The international consultancy firm, which receives most of the financial aid, must develop a deeper understanding of its fields of intervention. Sending QWERTY keyboards to their French-speaking national team is just one example of the disconnect. The national team was as confused by their procedures as anyone else. It is the responsibility of the head office to address such issues, which requires better intercultural understanding. If you are working internationally, it is essential to educate yourself and your staff on collaborating effectively with intercultural teams and settings. Failing to do so could lead to dissatisfaction, poor internal communication, and overall disappointing outcomes.

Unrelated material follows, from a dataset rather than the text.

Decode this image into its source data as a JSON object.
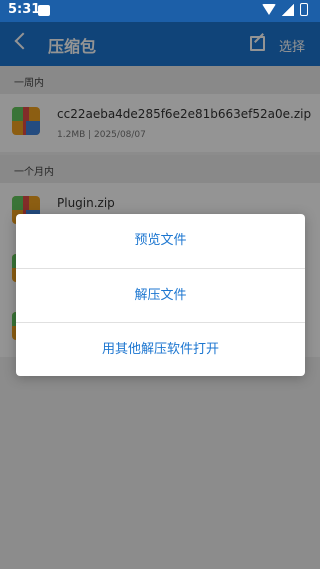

The head offices of international organisations are responsible for establishing meaningful feedback and learning loops to bridge these gaps and ensure smoother operations.
Meanwhile, their national and local teams have a significant responsibility to provide accurate reporting. Local and national colleagues should not be treated as mere tokens but been given the rightful place to be able to speak up of their local needs and contribute the richness of their diverse perspective. They should not be one-way translators from the donors demands to the field.
As people with strong educational background, with financial means and strong safety nets, people working in national offices should take the courage and have the integrity to fulfil their role as true two-way bridges between cultures.
Finally, we should not forget the responsibility of the local, field-based associations. Even though they are dependent on foreign financing, they have the biggest responsibility: saying “no” to unreasonable, unsuitable, and overly complicated grants. Burkina Faso means “the country of people of integrity”. Having integrity is refusing financial aid if it doesn’t fit the needs of the field, if it pushes you to commit fraud, or if it places you in difficult position with your own partners. The local organisations have a duty to build their management and administrative capacities. Furthermore, they must abandon a culture of dependence and avoid compromising their core mission: to create a positive impact on society.
It is only if all actors start to flag the wrongdoing of the sector that it can become what it means to be: a sector thriving for the betterment of the world, enriched, and strengthened by the wealth of its diversity.
The views expressed in this post are those of the author and in no way reflect those of the International Development LSE blog or the London School of Economics and Political Science.